Forum Moderators: phranque

Message Too Old, No Replies

Trying to add trailing slash after another rewrite produces errors

         

helmet

5:10 pm on Apr 11, 2009 (gmt 0)

10+ Year Member



I have a typical rewrite rule in place for my site, but I notice that I occasionally get hits for the url without the trailing slash (often from googlebot), which causes a 404. Any attempt I've made to add a rule to add the trailing slash has failed with an error. How can I add a trailing slash to a previously rewritten url?

RewriteRule ^(.*)/file/(.*)/$ file.php?foo=$1&foo2=$2

rewrites nicely to /whatever/file/whatever2/ , but a request for /whatever/file/whatever2 returns a 404

jdMorgan

5:54 pm on Apr 11, 2009 (gmt 0)

WebmasterWorld Senior Member 10+ Year Member



First, do an external redirect if a non-canonical URL-path is requested. This will force search engines to use the correct URL and help to reduce other Webmasters' linking errors. Then do the rewrite from the SEO-friendly URL to your script only for canonical URLs.
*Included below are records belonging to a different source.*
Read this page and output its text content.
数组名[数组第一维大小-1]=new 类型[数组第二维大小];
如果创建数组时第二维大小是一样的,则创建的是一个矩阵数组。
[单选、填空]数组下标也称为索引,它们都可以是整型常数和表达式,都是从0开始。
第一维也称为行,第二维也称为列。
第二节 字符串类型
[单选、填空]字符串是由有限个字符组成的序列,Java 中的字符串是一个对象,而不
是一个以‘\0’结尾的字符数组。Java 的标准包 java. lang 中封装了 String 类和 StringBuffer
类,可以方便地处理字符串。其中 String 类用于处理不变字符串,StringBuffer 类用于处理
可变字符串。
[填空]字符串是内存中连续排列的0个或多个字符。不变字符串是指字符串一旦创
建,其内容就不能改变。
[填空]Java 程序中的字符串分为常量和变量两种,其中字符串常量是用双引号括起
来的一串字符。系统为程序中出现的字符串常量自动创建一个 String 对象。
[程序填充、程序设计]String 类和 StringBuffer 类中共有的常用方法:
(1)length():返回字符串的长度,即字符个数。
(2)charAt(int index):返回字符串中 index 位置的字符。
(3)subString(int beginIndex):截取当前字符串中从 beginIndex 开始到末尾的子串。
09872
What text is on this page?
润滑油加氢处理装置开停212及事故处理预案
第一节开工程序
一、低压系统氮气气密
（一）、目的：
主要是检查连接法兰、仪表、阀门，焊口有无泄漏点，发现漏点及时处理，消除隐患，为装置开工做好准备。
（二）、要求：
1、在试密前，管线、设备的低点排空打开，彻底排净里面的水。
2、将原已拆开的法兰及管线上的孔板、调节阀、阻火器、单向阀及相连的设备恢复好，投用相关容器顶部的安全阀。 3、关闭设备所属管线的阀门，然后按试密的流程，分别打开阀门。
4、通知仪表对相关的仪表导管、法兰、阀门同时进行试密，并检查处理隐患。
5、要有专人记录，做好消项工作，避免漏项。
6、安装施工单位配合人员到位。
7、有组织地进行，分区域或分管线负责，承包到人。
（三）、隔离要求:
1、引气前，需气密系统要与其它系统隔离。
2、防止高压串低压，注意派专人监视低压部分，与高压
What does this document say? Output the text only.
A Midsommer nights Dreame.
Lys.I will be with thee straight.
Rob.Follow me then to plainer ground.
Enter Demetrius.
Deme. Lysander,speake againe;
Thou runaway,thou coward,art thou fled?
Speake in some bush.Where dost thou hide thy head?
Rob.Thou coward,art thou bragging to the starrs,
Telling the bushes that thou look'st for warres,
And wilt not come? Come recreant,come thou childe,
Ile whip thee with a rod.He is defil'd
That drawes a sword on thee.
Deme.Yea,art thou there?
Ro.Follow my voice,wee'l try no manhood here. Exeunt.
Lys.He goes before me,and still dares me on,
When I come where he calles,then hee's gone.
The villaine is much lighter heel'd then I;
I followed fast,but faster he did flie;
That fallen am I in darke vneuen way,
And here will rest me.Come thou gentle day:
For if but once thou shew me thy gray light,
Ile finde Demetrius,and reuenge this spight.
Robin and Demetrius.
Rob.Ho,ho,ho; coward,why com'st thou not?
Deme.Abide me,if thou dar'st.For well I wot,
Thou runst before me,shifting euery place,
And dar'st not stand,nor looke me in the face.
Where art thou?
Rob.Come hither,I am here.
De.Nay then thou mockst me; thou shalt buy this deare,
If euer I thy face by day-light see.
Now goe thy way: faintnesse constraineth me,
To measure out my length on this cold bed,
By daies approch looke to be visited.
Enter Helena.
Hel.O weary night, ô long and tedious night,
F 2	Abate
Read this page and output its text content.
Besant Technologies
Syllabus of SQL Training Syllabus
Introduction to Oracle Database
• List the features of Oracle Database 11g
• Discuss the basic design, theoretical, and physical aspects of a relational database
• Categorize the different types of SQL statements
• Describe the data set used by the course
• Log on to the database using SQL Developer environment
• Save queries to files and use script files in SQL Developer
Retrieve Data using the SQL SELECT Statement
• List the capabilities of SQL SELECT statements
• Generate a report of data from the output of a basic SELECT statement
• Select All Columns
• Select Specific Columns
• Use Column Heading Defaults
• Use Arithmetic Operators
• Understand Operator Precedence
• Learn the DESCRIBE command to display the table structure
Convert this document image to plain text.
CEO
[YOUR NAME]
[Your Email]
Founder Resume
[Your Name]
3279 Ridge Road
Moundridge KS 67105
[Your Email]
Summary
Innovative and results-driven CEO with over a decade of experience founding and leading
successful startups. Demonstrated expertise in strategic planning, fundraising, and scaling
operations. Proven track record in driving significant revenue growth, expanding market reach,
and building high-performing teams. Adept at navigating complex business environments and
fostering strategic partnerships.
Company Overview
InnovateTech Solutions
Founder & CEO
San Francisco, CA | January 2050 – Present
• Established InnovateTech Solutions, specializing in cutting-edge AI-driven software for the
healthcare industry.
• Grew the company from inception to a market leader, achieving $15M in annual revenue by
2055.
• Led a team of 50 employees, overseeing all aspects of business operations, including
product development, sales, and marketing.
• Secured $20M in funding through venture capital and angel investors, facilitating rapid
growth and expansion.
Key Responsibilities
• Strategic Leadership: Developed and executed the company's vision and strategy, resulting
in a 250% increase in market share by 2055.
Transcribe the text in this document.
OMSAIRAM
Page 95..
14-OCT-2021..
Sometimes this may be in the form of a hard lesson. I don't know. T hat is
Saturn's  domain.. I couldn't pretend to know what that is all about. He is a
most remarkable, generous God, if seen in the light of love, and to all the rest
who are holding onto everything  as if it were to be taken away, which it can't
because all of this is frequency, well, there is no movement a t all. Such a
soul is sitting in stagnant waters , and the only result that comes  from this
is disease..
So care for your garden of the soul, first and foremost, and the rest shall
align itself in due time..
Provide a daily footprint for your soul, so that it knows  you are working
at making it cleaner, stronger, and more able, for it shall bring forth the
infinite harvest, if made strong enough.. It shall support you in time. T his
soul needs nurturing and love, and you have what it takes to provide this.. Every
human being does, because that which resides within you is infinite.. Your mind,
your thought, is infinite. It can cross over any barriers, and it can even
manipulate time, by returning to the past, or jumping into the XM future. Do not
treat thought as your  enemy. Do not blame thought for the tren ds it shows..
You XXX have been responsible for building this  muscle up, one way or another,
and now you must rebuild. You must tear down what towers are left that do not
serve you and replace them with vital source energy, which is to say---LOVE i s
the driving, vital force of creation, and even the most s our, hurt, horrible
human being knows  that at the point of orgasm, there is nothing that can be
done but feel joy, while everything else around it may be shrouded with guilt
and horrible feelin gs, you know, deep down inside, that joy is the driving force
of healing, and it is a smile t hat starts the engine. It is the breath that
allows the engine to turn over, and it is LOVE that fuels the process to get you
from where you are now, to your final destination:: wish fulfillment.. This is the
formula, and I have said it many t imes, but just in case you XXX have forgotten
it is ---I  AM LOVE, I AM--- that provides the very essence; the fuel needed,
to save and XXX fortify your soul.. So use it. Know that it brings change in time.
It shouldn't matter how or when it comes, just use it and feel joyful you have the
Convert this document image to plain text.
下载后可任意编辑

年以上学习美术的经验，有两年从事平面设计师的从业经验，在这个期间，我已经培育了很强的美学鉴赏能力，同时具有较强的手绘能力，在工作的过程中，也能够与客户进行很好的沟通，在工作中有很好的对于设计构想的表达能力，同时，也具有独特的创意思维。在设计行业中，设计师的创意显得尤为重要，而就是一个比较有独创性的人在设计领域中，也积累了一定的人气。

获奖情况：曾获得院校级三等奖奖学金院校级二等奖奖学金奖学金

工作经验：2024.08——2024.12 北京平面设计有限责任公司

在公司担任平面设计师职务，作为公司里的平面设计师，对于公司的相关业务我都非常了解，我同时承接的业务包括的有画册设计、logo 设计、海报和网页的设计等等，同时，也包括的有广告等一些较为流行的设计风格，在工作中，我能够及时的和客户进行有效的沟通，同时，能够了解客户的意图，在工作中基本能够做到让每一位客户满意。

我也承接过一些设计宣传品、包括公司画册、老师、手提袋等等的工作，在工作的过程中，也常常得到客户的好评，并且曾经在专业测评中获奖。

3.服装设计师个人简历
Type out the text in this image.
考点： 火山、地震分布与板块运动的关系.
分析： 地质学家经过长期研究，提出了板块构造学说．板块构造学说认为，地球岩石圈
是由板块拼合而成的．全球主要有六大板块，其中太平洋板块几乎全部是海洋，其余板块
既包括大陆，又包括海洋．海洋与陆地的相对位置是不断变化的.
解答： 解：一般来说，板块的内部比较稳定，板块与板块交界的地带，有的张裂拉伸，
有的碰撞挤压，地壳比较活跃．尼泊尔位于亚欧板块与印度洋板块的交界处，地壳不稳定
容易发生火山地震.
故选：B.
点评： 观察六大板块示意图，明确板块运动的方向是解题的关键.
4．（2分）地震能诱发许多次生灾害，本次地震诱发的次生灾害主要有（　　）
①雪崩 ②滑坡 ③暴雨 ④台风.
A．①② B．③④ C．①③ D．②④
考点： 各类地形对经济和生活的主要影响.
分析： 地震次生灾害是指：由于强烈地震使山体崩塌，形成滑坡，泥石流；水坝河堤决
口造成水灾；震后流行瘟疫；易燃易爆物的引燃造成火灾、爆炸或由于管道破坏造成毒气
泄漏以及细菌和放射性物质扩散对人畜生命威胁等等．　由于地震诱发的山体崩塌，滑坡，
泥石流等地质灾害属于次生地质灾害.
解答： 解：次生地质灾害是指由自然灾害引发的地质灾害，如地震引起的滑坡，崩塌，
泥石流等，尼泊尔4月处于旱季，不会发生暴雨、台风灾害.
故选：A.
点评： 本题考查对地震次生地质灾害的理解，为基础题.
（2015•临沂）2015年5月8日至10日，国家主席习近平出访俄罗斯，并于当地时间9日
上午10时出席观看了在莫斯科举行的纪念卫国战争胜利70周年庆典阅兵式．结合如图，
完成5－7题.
# Externally redirect to add a trailing slash if no filetype
# or trailing slash is present on the requested URL-path
RewriteRule ^(([^/]+/)*[^./]+)$ http://www.example.com/$1 [R=301,L]
#
# Internally rewrite /<foo>/file/<foo2>/ to file.php?foo=$1&foo2=$2
RewriteRule ^([^/]+)/file/([^/]+)/$ file.php?foo=$1&foo2=$2 [L]

You should also consider adding canonicalization redirects for non-canonical domain (hostname) requests and also for direct requests for your index.php or index.html files (if you use them).

If you add these or other rules, be sure that your rules are ordered with external redirects first, in order from most-specific patterns (fewest URLs affects) to least-specific (most URLs affected), followed by internal rewrites, again in order from most-specific to least-specific.

Use the [L] flag on all rules, unless you have a good reason not to.

Avoid the use of ".*" patterns, and especially multiple-".*" subpatterns in your patterns. These result in ambiguous pattern matches (which can cause unexpected results) at best, and in both unexpected pattern matches and extremely-slow execution at worst.

Using the ".*" subpattern is "easy" but almost never the most efficient or safest solution. For example, with your current rule, request the URL-path /foo/malicious-junk/file/foo2/ from your server. Does it behave as desired, returning a 404 or 403 status? If it returns a 200-OK, then you have opened up a vulnerability to malicious linking (search for "googlebombing") and you have created a duplicate-content problem on your site (which can also be exploited).

For every resource (e.g. page or image) on your site, there should be one and only one canonical URL that can be used to reach it; All other possible variations on that single URL should result in either a 301-Moved Permanently redirect to the correct canonical URL or a 404-Not Found error response.

Jim

g1smd

6:10 pm on Apr 11, 2009 (gmt 0)

WebmasterWorld Senior Member 10+ Year Member Top Contributors Of The Month



The target of a rewrite is a file on the server, so it's too late to do anything involving the URL once you're at the rewrite stage.

URLs are used 'out on the web', so you need to redirect requests for the wrong URL to the right URL, before invoking the rewrite.